By undergoing a thorough home inspection a potential buyer can find out:
- If a problem is a safety issue, major defect, or minor defect.
- What items need replacement and which ones should be repaired or serviced.
- Items that are fine for now, however, they should be monitored closely.
What do Home Inspections Cover?
- Foundation (cracks and settling)
- Exterior Walls (siding, cracks, soil contact with the home)
- Roof (damage, poor installation, shingles, vents, gutters)
- Chimneys (cracks, blockage)
- Grading (yard slope and drainage)
- Garage or Carport (framing, ventilation, ingress and egress)
- Electrical (wiring, outlets, circuits, electrical panel)
- Plumbing (bath, shower, faucets, leaks, pipes, water pressure)
- Heating, Air Conditioning, and Ventilation (furnace, air conditioner, insulation, ducts, water heater)
- Windows (open & close, insulated)
- Kitchen Appliances (refrigerator, stove, dishwasher)
- Washer and Dryer (venting, exhaust system)
- Fire Safety (detectors)
- Bathrooms (leaks, ventilation, toilets)
- Attic (structure, openings, insulation)
- Basement (cracks, water damage, mold)
Hiring a Home Inspector
A buyer should only hire a home inspector that is qualified by training and experience to perform the required inspections. In some instances, there may be a need for additional experts to assist with a follow-up of issues noticed by the home inspector.
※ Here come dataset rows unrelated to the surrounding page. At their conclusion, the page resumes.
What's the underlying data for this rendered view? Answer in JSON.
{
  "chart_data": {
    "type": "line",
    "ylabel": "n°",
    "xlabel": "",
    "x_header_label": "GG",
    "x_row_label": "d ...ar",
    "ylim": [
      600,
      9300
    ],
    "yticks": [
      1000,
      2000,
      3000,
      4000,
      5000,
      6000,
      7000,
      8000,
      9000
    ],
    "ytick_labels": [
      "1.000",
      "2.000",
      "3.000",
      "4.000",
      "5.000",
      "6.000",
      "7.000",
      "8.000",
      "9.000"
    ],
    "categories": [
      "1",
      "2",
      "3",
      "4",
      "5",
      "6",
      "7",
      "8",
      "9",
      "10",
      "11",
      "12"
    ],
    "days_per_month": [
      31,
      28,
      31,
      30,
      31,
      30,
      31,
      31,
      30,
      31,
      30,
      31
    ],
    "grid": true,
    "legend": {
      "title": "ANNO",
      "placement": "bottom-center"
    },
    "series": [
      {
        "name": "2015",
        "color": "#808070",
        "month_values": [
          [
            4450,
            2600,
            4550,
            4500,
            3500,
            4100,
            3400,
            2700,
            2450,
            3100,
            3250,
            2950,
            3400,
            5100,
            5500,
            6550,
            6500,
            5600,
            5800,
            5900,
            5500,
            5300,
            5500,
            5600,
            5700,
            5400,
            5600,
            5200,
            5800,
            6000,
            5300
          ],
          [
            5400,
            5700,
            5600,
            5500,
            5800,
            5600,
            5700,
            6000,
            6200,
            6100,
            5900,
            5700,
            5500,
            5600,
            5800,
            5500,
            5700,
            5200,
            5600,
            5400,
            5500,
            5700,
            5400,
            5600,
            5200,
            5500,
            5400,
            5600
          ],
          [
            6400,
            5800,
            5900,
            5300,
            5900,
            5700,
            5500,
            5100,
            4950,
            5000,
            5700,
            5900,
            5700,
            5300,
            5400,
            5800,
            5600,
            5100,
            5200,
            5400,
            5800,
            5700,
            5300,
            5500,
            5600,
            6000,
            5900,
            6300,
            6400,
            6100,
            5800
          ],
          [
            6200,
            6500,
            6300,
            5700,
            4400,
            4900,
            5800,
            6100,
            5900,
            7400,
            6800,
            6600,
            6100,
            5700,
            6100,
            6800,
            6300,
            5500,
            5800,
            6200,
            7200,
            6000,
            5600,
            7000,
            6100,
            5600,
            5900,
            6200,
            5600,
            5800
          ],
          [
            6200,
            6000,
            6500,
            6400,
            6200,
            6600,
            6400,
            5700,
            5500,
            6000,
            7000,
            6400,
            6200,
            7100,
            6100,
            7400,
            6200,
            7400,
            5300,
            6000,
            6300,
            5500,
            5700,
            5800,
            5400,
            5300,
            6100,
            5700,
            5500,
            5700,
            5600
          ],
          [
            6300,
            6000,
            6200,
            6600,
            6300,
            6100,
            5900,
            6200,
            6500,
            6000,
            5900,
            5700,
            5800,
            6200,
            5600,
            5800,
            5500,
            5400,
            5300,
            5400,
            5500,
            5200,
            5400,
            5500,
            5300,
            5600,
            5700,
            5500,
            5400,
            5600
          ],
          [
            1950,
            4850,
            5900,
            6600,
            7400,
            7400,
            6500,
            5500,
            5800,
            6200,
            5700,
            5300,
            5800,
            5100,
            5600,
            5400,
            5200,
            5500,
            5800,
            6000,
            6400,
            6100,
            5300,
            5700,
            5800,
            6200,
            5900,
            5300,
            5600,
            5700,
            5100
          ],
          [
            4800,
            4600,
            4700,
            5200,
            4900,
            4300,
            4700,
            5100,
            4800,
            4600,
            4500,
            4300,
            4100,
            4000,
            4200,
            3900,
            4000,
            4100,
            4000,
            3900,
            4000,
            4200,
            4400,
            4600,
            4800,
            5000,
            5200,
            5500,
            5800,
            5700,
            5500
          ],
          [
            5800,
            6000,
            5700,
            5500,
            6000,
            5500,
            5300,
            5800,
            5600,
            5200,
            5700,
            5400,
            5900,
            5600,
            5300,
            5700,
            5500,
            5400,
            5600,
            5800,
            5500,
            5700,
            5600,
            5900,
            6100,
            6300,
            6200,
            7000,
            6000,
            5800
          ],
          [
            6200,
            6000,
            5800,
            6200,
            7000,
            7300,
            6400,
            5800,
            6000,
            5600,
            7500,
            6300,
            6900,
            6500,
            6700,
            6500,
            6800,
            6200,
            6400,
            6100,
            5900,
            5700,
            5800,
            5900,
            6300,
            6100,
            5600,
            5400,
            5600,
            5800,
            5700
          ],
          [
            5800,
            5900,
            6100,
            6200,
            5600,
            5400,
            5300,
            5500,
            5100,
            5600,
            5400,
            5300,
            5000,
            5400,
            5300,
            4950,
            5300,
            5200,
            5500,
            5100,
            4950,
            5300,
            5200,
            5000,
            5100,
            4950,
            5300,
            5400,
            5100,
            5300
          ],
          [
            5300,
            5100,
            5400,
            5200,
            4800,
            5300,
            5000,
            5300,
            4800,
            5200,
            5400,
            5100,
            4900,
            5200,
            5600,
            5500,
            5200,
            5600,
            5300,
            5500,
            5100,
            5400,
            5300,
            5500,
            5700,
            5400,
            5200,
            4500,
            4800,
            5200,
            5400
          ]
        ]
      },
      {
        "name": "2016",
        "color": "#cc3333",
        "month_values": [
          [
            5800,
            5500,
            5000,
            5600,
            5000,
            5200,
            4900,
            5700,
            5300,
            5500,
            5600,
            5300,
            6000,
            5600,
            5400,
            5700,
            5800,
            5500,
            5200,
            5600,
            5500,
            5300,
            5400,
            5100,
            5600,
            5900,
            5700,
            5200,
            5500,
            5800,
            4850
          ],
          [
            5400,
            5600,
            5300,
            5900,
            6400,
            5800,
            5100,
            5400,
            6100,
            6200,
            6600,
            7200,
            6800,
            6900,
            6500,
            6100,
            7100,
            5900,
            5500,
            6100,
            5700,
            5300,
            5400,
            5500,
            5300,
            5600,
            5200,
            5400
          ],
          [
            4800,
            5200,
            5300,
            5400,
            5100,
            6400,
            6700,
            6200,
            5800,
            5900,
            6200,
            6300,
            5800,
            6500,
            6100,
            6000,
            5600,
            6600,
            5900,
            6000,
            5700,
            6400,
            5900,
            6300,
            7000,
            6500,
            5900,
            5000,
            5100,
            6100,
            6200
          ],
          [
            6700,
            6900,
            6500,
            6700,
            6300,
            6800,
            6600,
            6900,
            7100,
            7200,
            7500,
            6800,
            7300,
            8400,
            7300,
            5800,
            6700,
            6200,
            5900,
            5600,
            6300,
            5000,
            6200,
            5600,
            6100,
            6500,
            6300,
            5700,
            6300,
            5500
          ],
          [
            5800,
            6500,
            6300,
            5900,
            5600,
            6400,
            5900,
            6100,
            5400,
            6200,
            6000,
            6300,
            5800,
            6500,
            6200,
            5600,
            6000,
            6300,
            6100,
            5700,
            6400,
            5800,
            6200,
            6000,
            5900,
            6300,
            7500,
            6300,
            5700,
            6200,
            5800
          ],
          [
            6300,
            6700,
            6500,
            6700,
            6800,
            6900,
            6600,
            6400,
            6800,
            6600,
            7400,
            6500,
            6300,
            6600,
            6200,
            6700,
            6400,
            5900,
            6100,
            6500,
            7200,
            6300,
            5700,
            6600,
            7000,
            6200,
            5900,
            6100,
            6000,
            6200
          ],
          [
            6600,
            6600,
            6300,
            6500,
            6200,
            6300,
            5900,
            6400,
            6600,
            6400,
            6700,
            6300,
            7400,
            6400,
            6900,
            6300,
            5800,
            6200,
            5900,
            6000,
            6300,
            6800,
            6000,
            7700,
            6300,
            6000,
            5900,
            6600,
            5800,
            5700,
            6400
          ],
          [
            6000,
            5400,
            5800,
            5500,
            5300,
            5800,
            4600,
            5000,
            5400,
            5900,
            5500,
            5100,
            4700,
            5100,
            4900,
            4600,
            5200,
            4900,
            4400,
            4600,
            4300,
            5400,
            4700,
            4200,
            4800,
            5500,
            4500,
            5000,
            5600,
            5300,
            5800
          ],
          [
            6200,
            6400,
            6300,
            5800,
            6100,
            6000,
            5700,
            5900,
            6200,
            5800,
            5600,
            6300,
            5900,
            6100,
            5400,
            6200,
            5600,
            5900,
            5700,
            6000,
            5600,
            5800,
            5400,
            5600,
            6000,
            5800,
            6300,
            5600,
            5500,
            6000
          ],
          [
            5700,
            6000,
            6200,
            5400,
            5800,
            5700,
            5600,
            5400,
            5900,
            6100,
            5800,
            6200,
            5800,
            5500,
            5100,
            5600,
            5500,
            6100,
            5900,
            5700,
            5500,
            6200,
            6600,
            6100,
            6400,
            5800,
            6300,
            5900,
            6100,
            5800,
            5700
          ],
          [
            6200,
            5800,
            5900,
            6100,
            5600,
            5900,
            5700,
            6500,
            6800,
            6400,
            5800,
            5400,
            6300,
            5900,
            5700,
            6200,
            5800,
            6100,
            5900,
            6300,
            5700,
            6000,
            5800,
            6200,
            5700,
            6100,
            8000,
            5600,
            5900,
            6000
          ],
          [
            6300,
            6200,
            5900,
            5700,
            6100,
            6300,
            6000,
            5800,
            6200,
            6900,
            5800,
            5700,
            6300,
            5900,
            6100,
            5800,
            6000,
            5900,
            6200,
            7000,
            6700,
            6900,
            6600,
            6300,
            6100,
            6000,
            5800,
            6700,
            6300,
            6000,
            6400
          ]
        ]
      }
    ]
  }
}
Information concerning home inspectors can be found with the American Society of Home Inspectors, and the International Association of Certified Home Inspectors.
Since buying a home is usually a person’s largest investment in their lifetime, home inspections can help assure a buyer that they will not be surprised with any unexpected expensive repairs after they move in, as well as providing peace of mind that they are purchasing a safe and solid home.